Richard “Dickie” Scruggs, a prominent attorney who represents hundreds of policyholders with lawsuits against their insurers, said the judge’s ruling could force many of his clients to wait years for their cases to be tried. They may be better off pursuing their claims in state court, he added.
“It does seem to indicate that the federal courts are not going to respond in an effective manner to this disaster,” Scruggs said Friday.
U.S. Magistrate Judge Robert Walker ruled Wednesday that allowing hundreds of policyholders to consolidate their cases against several major insurers would amount to a “quasi class-action lawsuit but without regard for the rigid requirements for class certification.”

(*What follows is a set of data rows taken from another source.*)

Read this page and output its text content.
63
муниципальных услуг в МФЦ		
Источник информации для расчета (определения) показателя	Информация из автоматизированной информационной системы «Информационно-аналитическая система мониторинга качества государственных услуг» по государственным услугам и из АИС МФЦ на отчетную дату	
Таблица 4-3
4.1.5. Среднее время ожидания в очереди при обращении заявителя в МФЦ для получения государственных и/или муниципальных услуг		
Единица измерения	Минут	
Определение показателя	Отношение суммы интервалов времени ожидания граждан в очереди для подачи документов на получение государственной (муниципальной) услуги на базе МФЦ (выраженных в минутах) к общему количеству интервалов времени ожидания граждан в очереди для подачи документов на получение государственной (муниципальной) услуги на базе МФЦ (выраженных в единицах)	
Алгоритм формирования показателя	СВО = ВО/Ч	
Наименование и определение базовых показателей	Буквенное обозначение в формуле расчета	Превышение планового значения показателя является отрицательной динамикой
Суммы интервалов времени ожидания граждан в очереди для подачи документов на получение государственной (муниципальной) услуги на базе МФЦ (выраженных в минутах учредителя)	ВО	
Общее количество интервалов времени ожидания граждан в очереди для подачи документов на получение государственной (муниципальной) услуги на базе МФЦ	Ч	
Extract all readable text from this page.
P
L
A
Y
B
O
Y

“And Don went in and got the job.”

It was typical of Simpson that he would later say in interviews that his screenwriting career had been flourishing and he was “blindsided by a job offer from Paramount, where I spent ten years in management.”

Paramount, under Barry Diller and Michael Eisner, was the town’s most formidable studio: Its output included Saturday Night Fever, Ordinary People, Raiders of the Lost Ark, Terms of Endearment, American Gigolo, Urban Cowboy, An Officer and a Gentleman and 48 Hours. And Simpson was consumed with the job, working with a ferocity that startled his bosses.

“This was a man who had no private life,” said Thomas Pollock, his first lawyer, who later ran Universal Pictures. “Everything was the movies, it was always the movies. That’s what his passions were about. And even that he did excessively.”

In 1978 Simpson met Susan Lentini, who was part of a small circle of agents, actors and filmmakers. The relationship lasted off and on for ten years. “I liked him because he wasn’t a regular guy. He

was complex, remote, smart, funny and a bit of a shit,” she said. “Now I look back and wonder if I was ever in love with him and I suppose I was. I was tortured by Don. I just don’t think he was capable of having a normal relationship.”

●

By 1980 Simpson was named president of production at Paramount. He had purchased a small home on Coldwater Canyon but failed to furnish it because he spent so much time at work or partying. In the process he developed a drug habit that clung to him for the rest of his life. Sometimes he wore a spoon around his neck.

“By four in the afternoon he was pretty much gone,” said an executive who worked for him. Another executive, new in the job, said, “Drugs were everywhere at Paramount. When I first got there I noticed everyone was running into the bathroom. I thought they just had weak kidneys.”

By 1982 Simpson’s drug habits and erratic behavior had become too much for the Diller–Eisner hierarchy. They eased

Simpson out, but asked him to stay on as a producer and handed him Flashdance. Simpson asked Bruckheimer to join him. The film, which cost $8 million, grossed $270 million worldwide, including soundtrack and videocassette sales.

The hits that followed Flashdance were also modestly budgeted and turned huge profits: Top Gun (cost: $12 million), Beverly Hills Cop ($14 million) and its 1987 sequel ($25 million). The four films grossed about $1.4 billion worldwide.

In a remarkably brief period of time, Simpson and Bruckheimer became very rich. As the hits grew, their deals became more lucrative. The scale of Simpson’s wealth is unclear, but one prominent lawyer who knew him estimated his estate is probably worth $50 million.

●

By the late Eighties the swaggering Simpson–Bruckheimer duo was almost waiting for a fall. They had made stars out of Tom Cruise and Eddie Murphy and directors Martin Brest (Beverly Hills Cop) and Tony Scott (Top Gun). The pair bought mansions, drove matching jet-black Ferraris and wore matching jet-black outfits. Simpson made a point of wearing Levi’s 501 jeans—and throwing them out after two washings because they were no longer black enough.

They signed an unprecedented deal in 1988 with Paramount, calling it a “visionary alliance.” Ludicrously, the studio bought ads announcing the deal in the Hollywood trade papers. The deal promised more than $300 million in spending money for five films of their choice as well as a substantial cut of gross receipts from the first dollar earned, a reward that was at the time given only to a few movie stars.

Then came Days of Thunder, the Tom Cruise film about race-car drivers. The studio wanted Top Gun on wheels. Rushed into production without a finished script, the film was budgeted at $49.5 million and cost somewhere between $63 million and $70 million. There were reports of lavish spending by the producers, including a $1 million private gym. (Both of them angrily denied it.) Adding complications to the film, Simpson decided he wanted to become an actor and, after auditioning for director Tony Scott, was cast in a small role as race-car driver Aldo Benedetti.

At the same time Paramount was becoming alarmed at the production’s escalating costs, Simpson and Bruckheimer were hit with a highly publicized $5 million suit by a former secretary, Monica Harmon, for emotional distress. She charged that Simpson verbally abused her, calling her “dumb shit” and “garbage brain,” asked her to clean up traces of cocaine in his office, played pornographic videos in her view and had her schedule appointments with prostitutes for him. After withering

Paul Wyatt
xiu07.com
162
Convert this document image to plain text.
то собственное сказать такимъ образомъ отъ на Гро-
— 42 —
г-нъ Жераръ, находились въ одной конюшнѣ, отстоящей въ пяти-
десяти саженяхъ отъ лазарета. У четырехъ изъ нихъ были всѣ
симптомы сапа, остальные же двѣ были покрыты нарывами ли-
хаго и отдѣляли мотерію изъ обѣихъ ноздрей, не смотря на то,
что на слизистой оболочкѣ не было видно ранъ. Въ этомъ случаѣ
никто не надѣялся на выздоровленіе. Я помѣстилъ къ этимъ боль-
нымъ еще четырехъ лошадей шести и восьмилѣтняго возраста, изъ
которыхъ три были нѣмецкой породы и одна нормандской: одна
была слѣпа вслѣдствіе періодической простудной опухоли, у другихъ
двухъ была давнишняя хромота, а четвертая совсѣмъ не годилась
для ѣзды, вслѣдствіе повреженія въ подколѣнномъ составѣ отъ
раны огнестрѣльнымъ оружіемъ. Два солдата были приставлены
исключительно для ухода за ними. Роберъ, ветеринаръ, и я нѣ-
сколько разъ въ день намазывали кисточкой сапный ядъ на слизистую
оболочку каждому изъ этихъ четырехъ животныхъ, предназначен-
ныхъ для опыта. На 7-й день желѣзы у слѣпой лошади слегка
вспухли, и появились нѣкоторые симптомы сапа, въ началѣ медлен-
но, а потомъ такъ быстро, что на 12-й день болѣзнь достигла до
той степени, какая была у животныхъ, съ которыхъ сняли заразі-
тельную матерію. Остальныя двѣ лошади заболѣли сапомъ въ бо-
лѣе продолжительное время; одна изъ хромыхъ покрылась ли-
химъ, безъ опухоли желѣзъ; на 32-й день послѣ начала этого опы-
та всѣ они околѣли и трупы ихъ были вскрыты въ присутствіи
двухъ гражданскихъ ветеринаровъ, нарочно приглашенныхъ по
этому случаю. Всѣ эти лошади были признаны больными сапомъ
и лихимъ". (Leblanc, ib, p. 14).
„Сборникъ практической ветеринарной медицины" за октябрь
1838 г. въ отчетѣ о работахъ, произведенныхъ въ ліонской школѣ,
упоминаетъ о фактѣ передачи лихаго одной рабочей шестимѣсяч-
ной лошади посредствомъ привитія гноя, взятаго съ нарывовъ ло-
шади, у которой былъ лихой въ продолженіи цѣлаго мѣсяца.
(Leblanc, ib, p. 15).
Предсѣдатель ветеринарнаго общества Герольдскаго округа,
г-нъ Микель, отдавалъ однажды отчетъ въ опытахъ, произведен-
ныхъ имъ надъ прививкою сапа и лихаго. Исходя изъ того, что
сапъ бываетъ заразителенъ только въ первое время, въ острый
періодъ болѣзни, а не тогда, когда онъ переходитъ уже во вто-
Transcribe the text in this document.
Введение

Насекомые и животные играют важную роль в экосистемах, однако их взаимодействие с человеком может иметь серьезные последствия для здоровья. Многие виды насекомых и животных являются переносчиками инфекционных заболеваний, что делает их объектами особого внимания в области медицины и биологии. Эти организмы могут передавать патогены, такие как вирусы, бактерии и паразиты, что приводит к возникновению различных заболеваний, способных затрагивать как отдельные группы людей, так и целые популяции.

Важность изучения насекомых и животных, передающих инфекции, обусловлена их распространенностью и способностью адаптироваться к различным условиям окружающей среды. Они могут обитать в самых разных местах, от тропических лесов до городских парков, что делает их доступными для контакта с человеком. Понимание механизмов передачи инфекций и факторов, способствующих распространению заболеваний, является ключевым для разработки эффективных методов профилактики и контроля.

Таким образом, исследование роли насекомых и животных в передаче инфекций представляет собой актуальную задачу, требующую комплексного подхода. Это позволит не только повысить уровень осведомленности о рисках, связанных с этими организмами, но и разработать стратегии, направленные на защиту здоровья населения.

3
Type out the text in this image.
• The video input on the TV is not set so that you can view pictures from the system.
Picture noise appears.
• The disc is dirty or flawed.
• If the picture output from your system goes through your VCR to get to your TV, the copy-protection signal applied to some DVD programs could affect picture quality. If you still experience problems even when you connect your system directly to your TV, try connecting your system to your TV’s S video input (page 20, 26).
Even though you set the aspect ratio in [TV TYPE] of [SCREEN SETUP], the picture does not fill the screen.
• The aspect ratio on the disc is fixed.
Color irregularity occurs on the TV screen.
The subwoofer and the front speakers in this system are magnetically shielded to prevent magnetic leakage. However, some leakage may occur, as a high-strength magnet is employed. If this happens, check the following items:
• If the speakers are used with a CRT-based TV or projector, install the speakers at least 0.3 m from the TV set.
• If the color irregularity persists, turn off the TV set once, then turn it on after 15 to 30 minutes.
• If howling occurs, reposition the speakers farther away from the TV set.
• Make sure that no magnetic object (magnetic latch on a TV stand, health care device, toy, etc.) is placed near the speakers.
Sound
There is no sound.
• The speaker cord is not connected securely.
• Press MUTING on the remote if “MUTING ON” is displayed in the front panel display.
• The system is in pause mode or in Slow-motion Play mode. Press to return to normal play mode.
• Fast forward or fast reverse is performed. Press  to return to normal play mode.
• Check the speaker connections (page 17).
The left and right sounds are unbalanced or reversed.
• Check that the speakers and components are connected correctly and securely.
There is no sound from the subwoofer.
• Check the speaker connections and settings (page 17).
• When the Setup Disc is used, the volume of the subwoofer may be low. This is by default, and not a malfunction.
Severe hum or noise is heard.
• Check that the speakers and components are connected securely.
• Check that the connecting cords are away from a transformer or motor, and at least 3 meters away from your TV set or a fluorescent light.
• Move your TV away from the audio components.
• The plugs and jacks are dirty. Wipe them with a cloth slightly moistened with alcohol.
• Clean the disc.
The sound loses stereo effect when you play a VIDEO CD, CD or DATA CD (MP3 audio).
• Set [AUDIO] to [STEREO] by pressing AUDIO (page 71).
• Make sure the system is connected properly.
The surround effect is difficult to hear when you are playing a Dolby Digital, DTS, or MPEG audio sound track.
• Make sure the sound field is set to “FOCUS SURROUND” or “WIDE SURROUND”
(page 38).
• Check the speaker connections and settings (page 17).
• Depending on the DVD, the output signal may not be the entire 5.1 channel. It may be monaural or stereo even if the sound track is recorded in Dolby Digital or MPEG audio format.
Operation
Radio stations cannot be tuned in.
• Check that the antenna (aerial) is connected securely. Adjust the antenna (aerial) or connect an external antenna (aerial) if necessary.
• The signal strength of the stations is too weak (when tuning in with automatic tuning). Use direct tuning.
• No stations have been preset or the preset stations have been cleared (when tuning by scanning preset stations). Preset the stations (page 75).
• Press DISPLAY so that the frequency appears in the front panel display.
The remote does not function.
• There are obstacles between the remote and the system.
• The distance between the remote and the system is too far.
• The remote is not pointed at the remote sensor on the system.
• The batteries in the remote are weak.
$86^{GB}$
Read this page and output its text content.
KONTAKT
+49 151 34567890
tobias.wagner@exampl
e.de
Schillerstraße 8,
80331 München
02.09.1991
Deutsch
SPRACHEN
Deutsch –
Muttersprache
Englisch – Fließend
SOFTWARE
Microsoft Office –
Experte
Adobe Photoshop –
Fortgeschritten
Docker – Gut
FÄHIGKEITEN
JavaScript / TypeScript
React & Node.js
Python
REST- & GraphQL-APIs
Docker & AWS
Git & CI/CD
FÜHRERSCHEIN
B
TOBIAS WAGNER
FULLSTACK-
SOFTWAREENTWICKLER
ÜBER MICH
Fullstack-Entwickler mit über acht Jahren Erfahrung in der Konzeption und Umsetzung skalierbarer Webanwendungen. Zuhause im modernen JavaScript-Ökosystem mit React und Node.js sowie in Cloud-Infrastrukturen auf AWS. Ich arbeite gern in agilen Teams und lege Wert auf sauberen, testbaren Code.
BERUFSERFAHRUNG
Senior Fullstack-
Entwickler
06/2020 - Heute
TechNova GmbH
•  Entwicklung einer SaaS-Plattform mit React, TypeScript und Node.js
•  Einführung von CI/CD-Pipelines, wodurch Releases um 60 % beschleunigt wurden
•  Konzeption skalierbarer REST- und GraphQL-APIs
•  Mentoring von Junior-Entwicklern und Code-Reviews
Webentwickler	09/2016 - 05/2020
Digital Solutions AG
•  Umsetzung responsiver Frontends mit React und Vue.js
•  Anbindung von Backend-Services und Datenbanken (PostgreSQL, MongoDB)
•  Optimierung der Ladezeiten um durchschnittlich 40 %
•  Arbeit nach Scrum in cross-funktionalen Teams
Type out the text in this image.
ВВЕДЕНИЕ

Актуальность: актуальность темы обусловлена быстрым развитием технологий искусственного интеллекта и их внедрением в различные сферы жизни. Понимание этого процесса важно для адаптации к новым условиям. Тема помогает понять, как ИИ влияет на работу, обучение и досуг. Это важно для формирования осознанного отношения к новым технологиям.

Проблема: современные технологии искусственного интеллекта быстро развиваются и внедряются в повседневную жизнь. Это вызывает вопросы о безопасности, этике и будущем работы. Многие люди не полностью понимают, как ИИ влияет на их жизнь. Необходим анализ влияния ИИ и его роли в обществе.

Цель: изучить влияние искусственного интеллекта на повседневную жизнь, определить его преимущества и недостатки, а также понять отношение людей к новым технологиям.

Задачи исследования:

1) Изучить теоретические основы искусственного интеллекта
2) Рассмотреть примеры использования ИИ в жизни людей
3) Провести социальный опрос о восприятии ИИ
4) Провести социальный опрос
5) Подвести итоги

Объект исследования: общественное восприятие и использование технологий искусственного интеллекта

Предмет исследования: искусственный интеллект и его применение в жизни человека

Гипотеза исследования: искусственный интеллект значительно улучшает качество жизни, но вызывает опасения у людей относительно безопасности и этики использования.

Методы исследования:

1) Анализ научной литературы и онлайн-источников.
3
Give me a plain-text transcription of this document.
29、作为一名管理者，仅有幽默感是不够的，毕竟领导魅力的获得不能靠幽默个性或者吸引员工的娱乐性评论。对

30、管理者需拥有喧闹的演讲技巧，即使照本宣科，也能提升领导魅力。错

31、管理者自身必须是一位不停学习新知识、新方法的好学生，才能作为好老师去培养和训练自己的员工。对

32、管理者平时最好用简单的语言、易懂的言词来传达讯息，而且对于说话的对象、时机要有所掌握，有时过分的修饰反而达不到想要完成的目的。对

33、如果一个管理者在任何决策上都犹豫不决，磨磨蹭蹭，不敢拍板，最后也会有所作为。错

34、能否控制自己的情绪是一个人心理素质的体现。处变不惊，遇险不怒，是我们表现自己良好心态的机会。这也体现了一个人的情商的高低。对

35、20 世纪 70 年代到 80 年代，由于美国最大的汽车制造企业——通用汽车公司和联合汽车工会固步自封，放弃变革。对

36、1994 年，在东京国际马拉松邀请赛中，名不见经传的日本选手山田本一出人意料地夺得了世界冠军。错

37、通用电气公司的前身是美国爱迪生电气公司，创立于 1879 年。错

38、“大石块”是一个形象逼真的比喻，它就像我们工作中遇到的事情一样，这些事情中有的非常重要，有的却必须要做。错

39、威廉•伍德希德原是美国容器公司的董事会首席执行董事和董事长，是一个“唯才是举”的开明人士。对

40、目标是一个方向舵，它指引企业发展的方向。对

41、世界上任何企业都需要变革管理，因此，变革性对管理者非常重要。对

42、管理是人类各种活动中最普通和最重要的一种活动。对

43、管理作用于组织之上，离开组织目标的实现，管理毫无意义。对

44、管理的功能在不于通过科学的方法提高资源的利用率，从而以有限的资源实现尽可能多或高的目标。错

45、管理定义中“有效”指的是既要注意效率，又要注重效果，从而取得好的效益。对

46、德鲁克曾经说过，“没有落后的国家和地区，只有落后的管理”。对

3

“In a superficial sense, the hurricane was a common occurrence; however, the storm was vastly different in its effect depending on the specific geographic location of each particular home,” Walker wrote in a five-page ruling.
“Although Plaintiffs each held basically the same standard homeowner’s policy,” he added, “each insurance contract is a separate transaction.”
Thousands of lawsuits were filed in the wake of Katrina by angry policyholders who said insurance companies offered them far too little to cover their losses. Insurers say their standard policies cover damage from wind but not from water, including storm surge.
Scruggs had asked Walker to consolidate his clients’ cases against State Farm Fire & Casualty Co., Nationwide Mutual Insurance Co. and Allstate Property and Casualty Insurance Co. into a joint trial against each insurer.
“I think the judge is optimistic if he thinks the likes of State Farm are going to care whether they get eight to 10 adverse judgments a year, in any amount,” said the Oxford-based lawyer, whose own home in Pascagoula was destroyed by Katrina.
Although Walker ruled that each claim on a storm-damaged property must be severed into separate lawsuits, with separate complaints, the judge didn’t rule out the possibility that the cases could be consolidated before they are tried.
“The Court will continue to explore this avenue in an attempt to streamline the litigation process,” he wrote.
State Farm spokesman Fraser Engerman said the Bloomington, Ill.-based company is pleased with Walker’s decision.
“Judge Walker rightly points out that each case should be heard on its own unique merits, because storm damage affects each property differently,” Engerman said.
Scruggs estimates that the fees for filing hundreds of individual cases would cost his clients a total of $500,000.
“It’s a real blow for the families down there,” the lawyer added, “especially if they have to pay $350 apiece — people who have lost everything — just to wait in line in federal court.”
Scruggs said his legal team is weighing its options, including refiling the cases in state court.
“The game isn’t over,” he said. “We’re going to do something else. I’m not sure what.”
The first of the Katrina lawsuits was tried here in July. U.S. District Judge L.T. Senter Jr. ruled in that case that a Pascagoula couple, Paul and Julie Leonard, cannot collect damages from Katrina’s storm surge because Nationwide’s policies do not cover wind-driven water damage.